Personal information
- Nickname: "Dynamite"
- Born: 7 August 1984 (age 41) Gibraltar
- Home town: Gibraltar

Darts information
- Playing darts since: 1991
- Darts: 24 Gram Winmau
- Laterality: Right-handed
- Walk-on music: "La Bomba" by Coco Caribe

Organisation (see split in darts)
- BDO: 2002–2008
- PDC: 2008–

WDF major events – best performances
- World Masters: Last 64: 2004, 2017

PDC premier events – best performances
- UK Open: Last 96: 2012

Other tournament wins
| GDA Carmelo Ellul | 2013 |
| GDA Dave Obee Singles | 2011 |
| GDA Joe Goldwin Classic | 2012 |
| GDA Johnny Neale Charity Singles | 2009, 2010 |
| GDA Masters Singles | 2012 |
| GDA Millenium Singles | 2011 |
| GDA National Day Open | 2012, 2015 |
| Gibraltar National Championships | 2010, 2011, 2015 |
| Gibraltar Open | 2012, 2019 |
| Torremolinos Open | 2015 |

= Dyson Parody =

Gibraltarian darts player (born 1984)

Dyson Parody (born 7 August 1984) is a Gibraltarian professional darts player who plays in Professional Darts Corporation (PDC) events.

==Career==
Parody represented Gibraltar with Dylan Duo in the 2010 PDC World Cup of Darts and together they were beaten 6–4 by Russia in the first round, and they were together again in the 2012 PDC World Cup of Darts and together they were beaten 5–4 by Denmark in the first round, with Duo missing two darts for the match. During the rest of 2012 he won four tournaments on the Gibraltar Darts Association tour.

Parody played in his third World Cup of Darts with Duo in February 2013, but they finished bottom of Group E after losing 5–2 to Poland and 5–0 to the Netherlands. In June he qualified for the Gibraltar Darts Trophy are Dylan Duo, Manuel Vilerio and George Federico, and despite opening his first round match with a 180, he was beaten 6–3 by Andy Hamilton. At the 2014 World Cup of Darts, Parody and Duo were beaten 5–2 by Sweden in the opening round. Parody whitewashed compatriot Henry Zapata 6–0 in the Gibraltar Darts Trophy taking out finishes of 152 and 101. He also checked out a 160 finish in the second round against Gary Anderson but lost 6–2.

On Day 2 of the 2015 PDC Q School, Parody completed a nine-dart finish in a first round match against Paul Milford, but went on to be beaten 5–4. Parody partnered Manuel Vilerio for the first time at the World Cup and they secured Gibraltar's first ever win in the event by defeating Italy 5–2. However, they lost their singles matches in the second round against Australia to be eliminated from the competition.

Parody qualifier in the 2016 Gibraltar Darts Trophy are Antony Lopez, David Francis and George Federico, Parody became the first player from Gibraltar to reach a European Tour event quarter-final, as well as the first player from Gibraltar to defeat a player who wasn't himself from Gibraltar.
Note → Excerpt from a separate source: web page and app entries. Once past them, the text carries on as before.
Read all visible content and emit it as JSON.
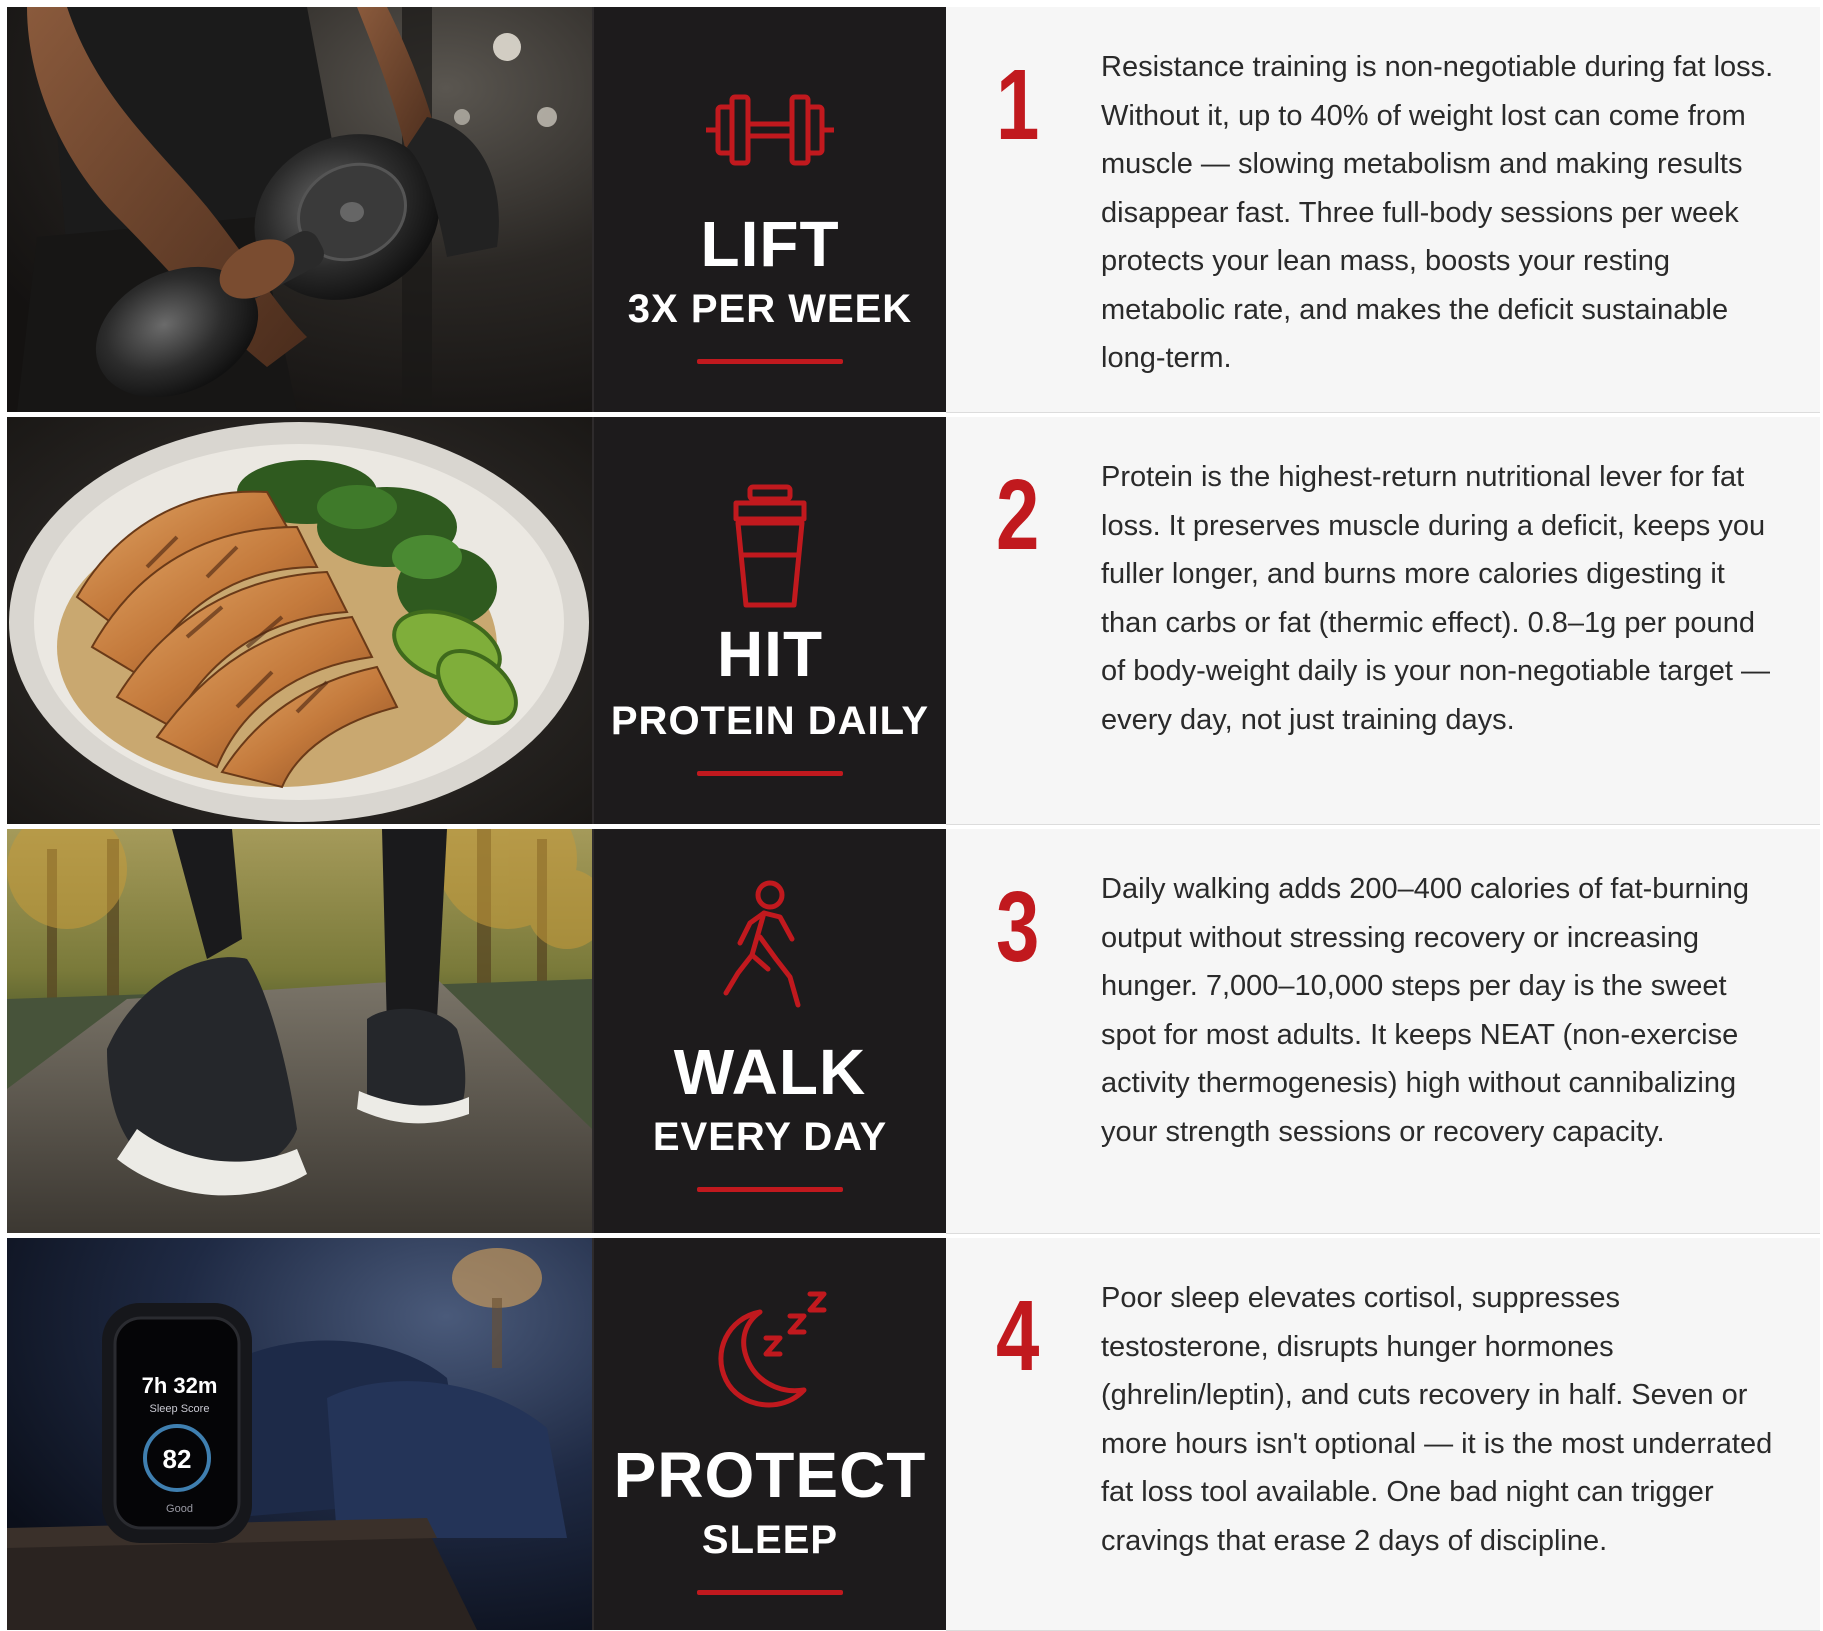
{
  "accent_color": "#c1191e",
  "panel_color": "#1d1b1c",
  "steps": [
    {
      "number": "1",
      "title": "LIFT",
      "subtitle": "3X PER WEEK",
      "icon": "dumbbell-icon",
      "photo": "dumbbell-row-photo",
      "text": "Resistance training is non-negotiable during fat loss. Without it, up to 40% of weight lost can come from muscle — slowing metabolism and making results disappear fast. Three full-body sessions per week protects your lean mass, boosts your resting metabolic rate, and makes the deficit sustainable long-term."
    },
    {
      "number": "2",
      "title": "HIT",
      "subtitle": "PROTEIN DAILY",
      "icon": "protein-shaker-icon",
      "photo": "chicken-plate-photo",
      "text": "Protein is the highest-return nutritional lever for fat loss. It preserves muscle during a deficit, keeps you fuller longer, and burns more calories digesting it than carbs or fat (thermic effect). 0.8–1g per pound of body-weight daily is your non-negotiable target — every day, not just training days."
    },
    {
      "number": "3",
      "title": "WALK",
      "subtitle": "EVERY DAY",
      "icon": "walking-person-icon",
      "photo": "walking-shoes-photo",
      "text": "Daily walking adds 200–400 calories of fat-burning output without stressing recovery or increasing hunger. 7,000–10,000 steps per day is the sweet spot for most adults. It keeps NEAT (non-exercise activity thermogenesis) high without cannibalizing your strength sessions or recovery capacity."
    },
    {
      "number": "4",
      "title": "PROTECT",
      "subtitle": "SLEEP",
      "icon": "moon-sleep-icon",
      "photo": "smartwatch-bedroom-photo",
      "text": "Poor sleep elevates cortisol, suppresses testosterone, disrupts hunger hormones (ghrelin/leptin), and cuts recovery in half. Seven or more hours isn't optional — it is the most underrated fat loss tool available. One bad night can trigger cravings that erase 2 days of discipline."
    }
  ],
  "watch": {
    "time": "7h 32m",
    "subtitle": "Sleep Score",
    "score": "82",
    "rating": "Good"
  }
}
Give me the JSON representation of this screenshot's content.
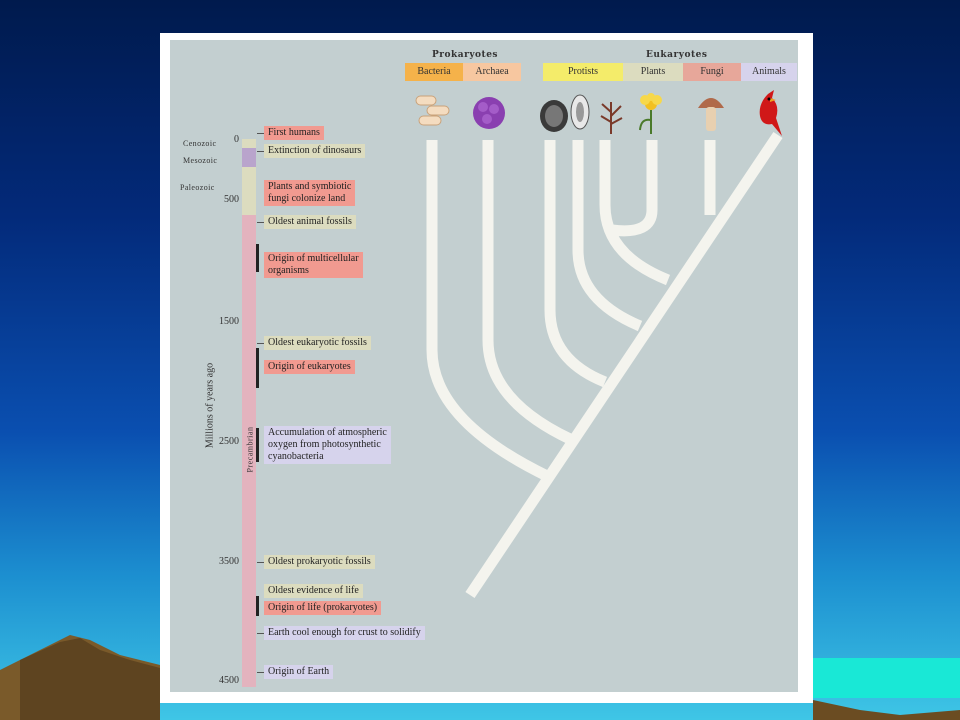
{
  "groups": {
    "prokaryotes": "Prokaryotes",
    "eukaryotes": "Eukaryotes",
    "bacteria": "Bacteria",
    "archaea": "Archaea",
    "protists": "Protists",
    "plants": "Plants",
    "fungi": "Fungi",
    "animals": "Animals"
  },
  "eras": {
    "cenozoic": "Cenozoic",
    "mesozoic": "Mesozoic",
    "paleozoic": "Paleozoic",
    "precambrian": "Precambrian"
  },
  "axis": {
    "label": "Millions of years ago",
    "ticks": [
      "0",
      "500",
      "1500",
      "2500",
      "3500",
      "4500"
    ]
  },
  "events": [
    "First humans",
    "Extinction of dinosaurs",
    "Plants and symbiotic",
    "fungi colonize land",
    "Oldest animal fossils",
    "Origin of multicellular",
    "organisms",
    "Oldest eukaryotic fossils",
    "Origin of eukaryotes",
    "Accumulation of atmospheric",
    "oxygen from photosynthetic",
    "cyanobacteria",
    "Oldest prokaryotic fossils",
    "Oldest evidence of life",
    "Origin of life (prokaryotes)",
    "Earth cool enough for crust to solidify",
    "Origin of Earth"
  ],
  "colors": {
    "background_top": "#001a4d",
    "background_bottom": "#3fc6e6",
    "panel": "#c3cfd0",
    "bacteria": "#f5b24a",
    "archaea": "#f7c7a0",
    "protists": "#f4ec6a",
    "plants": "#dcdcbf",
    "fungi": "#e7a79a",
    "animals": "#d6d3ec",
    "tree": "#f4f4ee"
  }
}
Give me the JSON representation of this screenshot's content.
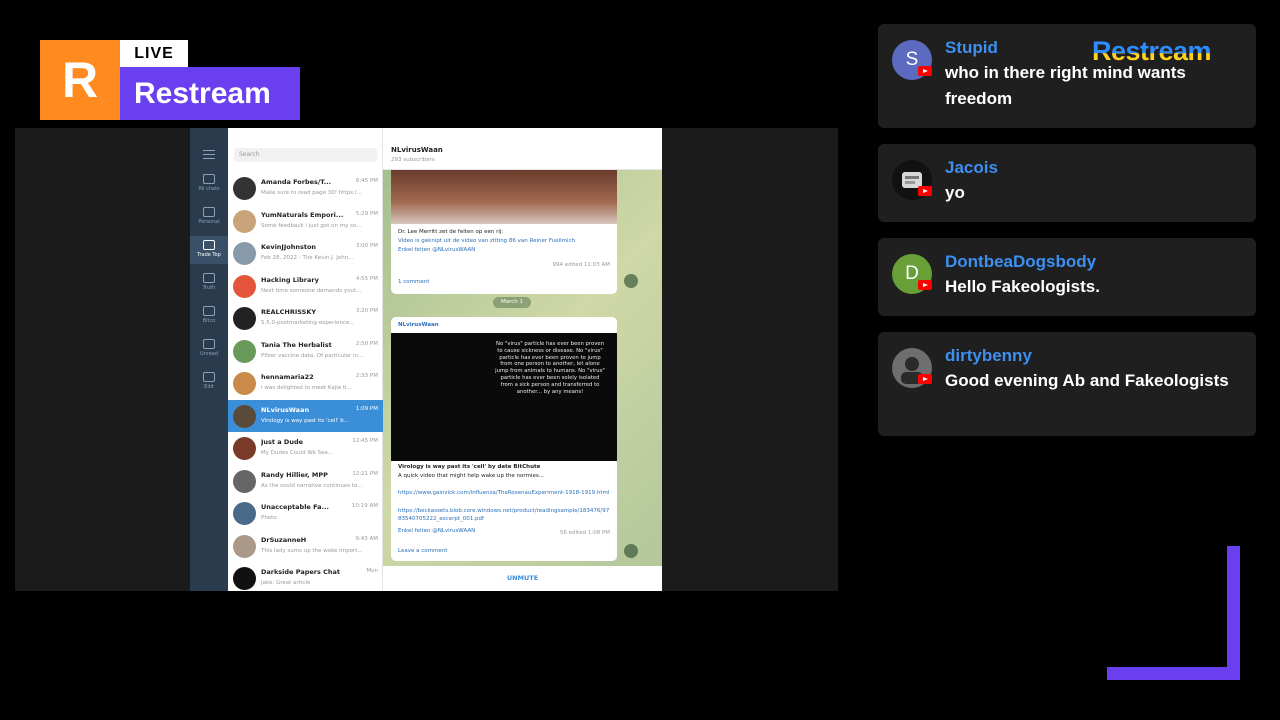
{
  "badge": {
    "logo_letter": "R",
    "live_label": "LIVE",
    "brand_name": "Restream"
  },
  "colors": {
    "brand_orange": "#ff8a1f",
    "brand_purple": "#6a3ff0",
    "author_blue": "#3d8ff0",
    "card_bg": "#1f1f1f"
  },
  "telegram": {
    "search_placeholder": "Search",
    "rail": [
      {
        "label": "All chats",
        "icon": "chat-bubble-icon"
      },
      {
        "label": "Personal",
        "icon": "folder-icon"
      },
      {
        "label": "Trade Top",
        "icon": "folder-icon"
      },
      {
        "label": "Truth",
        "icon": "folder-icon"
      },
      {
        "label": "Bitco",
        "icon": "folder-icon"
      },
      {
        "label": "Unread",
        "icon": "chat-bubble-icon"
      },
      {
        "label": "Edit",
        "icon": "sliders-icon"
      }
    ],
    "chats": [
      {
        "name": "Amanda Forbes/T...",
        "time": "6:45 PM",
        "preview": "Make sure to read page 30! https:/...",
        "color": "#333"
      },
      {
        "name": "YumNaturals Empori...",
        "time": "5:29 PM",
        "preview": "Some feedback i just got on my so...",
        "color": "#c9a47b"
      },
      {
        "name": "KevinJJohnston",
        "time": "3:00 PM",
        "preview": "Feb 28, 2022 - The Kevin J. John...",
        "color": "#8899aa"
      },
      {
        "name": "Hacking Library",
        "time": "4:55 PM",
        "preview": "Next time someone demands yout...",
        "color": "#e5553b"
      },
      {
        "name": "REALCHRISSKY",
        "time": "3:20 PM",
        "preview": "5.5.0-postmarketing-experience...",
        "color": "#222"
      },
      {
        "name": "Tania The Herbalist",
        "time": "2:50 PM",
        "preview": "Pfizer vaccine data. Of particular in...",
        "color": "#6a9a5a"
      },
      {
        "name": "hennamaria22",
        "time": "2:33 PM",
        "preview": "I was delighted to meet Kajia tl...",
        "color": "#c98a4a"
      },
      {
        "name": "NLvirusWaan",
        "time": "1:09 PM",
        "preview": "Virology is way past its 'cell' b...",
        "color": "#5a4a3a"
      },
      {
        "name": "Just a Dude",
        "time": "12:45 PM",
        "preview": "My Dudes Could We See...",
        "color": "#7a3a2a"
      },
      {
        "name": "Randy Hillier, MPP",
        "time": "12:21 PM",
        "preview": "As the covid narrative continues to...",
        "color": "#666"
      },
      {
        "name": "Unacceptable Fa...",
        "time": "10:19 AM",
        "preview": "Photo",
        "color": "#4a6a8a"
      },
      {
        "name": "DrSuzanneH",
        "time": "9:43 AM",
        "preview": "This lady sums up the woke import...",
        "color": "#aa9988"
      },
      {
        "name": "Darkside Papers Chat",
        "time": "Mon",
        "preview": "Jake: Great article",
        "color": "#111"
      }
    ],
    "channel_title": "NLvirusWaan",
    "channel_subtitle": "293 subscribers",
    "msg1": {
      "line1": "Dr. Lee Merritt zet de feiten op een rij:",
      "line2": "Video is geknipt uit de video van zitting 86 van Reiner Fuellmich",
      "line3": "Enkel feiten @NLvirusWAAN",
      "views": "994 edited 11:03 AM",
      "comments": "1 comment"
    },
    "date_label": "March 1",
    "msg2": {
      "sender": "NLvirusWaan",
      "video_text": "No \"virus\" particle has ever been proven to cause sickness or disease. No \"virus\" particle has ever been proven to jump from one person to another, let alone jump from animals to humans. No \"virus\" particle has ever been solely isolated from a sick person and transferred to another... by any means!",
      "caption1": "Virology is way past its 'cell' by date BitChute",
      "caption2": "A quick video that might help wake up the normies...",
      "link1": "https://www.gainvick.com/influenza/TheRosenauExperiment-1918-1919.html",
      "link2": "https://beckassets.blob.core.windows.net/product/readingsample/183476/9783540705222_excerpt_001.pdf",
      "footer": "Enkel feiten @NLvirusWAAN",
      "meta": "56 edited 1:08 PM",
      "leave_comment": "Leave a comment"
    },
    "unmute_label": "UNMUTE"
  },
  "chat_messages": [
    {
      "author": "Stupid",
      "text": "who in there right mind wants freedom",
      "avatar_letter": "S",
      "avatar_color": "#5c6bc0"
    },
    {
      "author": "Jacois",
      "text": "yo",
      "avatar_letter": "",
      "avatar_color": "#cfcfcf"
    },
    {
      "author": "DontbeaDogsbody",
      "text": "Hello Fakeologists.",
      "avatar_letter": "D",
      "avatar_color": "#689f38"
    },
    {
      "author": "dirtybenny",
      "text": "Good evening Ab and Fakeologists",
      "avatar_letter": "",
      "avatar_color": "#8a8a8a"
    }
  ],
  "watermark": "Restream"
}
He did this by beating Dirk van Duijvenbode 6–3 in the first round. In the second round he defeated Jelle Klaasen 6–5 with a 93.39 three dart average. In the third round Parody beat Max Hopp 6–4. Parody's next opponent was eventual tournament winner and world number one Michael van Gerwen. Parody missed three match darts against Van Gerwen as he was knocked out at the quarter-final stage with a 6–5 loss. Parody and Manuel Vilerio lost in the first round of the World Cup 5–2 to Norway. He was beaten 6–4 by Javier Garcia Toquero in the semi-finals of the South European Qualifier for the 2017 World Championship.

At the 2017 Gibraltar Darts Trophy, Parody qualified as a host nation qualifier, alongside Justin Broton, Manuel Vilerio, Dylan Duo & Antony Lopez, but lost to Magnus Caris 6-1.

At the 2017 World Cup, Parody and Duo lost 5–2 to England in the opening round.

At the 2018 World Cup, Dyson Parody and Justin Broton lost 5–0 to Netherlands in the opening round.

At the 2019 World Cup, Parody and Antony Lopez lost 4–5 to Japan Seigo Asada and Haruki Muramatsu in the deciding legs.

At the 2019 Gibraltar Darts Trophy, Parody qualified as a host nation qualifier, alongside Antony Lopez, Justin Hewitt & David Francis. Parody beat Cor Dekker 6–5 and lost to Peter Wright 1–6.

At the 2019 WDF World Cup Parody represented Team Gibraltar alongside Jarvis Bautista, Antony Lopez & David Francis.

At the 2021 Gibraltar Darts Trophy, Parody qualified as a host nation qualifier, alongside Justin Hewitt, Craig Galliano and Justin Broton. Parody lost 4–6 to Kenny Neyens.